In May 2022, Jennifer Chen, vice president of strategic partnerships for the Washington Nationals, faced a dilemma. Just months before, the Nationals had embarked on a high-profile sponsorship partnership with Terraform Labs, a decentralized autonomous organization that had created two cryptocurrencies, TerraUSD (UST) and Luna. The Nationals had agreed to accept the stablecoin UST as payment and had emblazoned its ballpark with Terraform Labs' logo, even naming its luxury indoor seating space the Terra Club. But now both coins' value was tanking, and Chen had to scramble to figure out what to do now that the team she represented was tied to a company with a failing offering.

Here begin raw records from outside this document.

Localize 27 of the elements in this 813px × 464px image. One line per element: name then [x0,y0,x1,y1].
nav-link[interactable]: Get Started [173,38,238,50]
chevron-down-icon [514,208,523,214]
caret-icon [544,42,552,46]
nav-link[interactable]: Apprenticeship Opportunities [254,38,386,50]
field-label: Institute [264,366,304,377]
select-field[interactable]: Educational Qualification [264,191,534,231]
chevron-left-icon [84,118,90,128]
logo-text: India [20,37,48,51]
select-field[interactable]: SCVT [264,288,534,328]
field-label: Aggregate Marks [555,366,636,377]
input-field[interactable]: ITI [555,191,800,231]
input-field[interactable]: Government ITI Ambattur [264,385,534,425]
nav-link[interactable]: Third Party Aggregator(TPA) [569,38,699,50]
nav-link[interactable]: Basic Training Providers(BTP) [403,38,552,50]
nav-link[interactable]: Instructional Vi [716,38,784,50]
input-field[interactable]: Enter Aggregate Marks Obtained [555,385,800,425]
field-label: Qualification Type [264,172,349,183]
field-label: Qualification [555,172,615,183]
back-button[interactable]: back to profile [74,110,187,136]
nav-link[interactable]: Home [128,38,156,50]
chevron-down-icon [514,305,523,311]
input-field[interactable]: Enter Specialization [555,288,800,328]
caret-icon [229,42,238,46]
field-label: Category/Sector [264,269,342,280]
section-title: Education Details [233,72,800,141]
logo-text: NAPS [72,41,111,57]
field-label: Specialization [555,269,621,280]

Cryptocurrency was a known risk. It was an unpredictable asset for many reasons. Accepting it as payment required businesses to stay on top of fluctuating technology and regulatory policies. Even collateralized cryptocurrency stablecoins backed by "safe assets" were often criticized for a lack of transparency about what exactly those assets were and how safe they could really be. But like a lot of risky investments, it offered potentially very lucrative rewards, especially to sports teams, whose fan profiles often aligned with those of cryptocurrency holders. Many teams other than the Nationals were excited about partnering with cryptocurrency companies—but would the fallout from Terraform Labs' coins change the landscape? And, crucially for Chen, what would the Nationals' relationship with cryptocurrency be going forward?
This case is taught at Darden in the Leadership Residency for Darden Executive MBAs; it would also be suitable in a course on stakeholder engagement strategies or on digital strategies.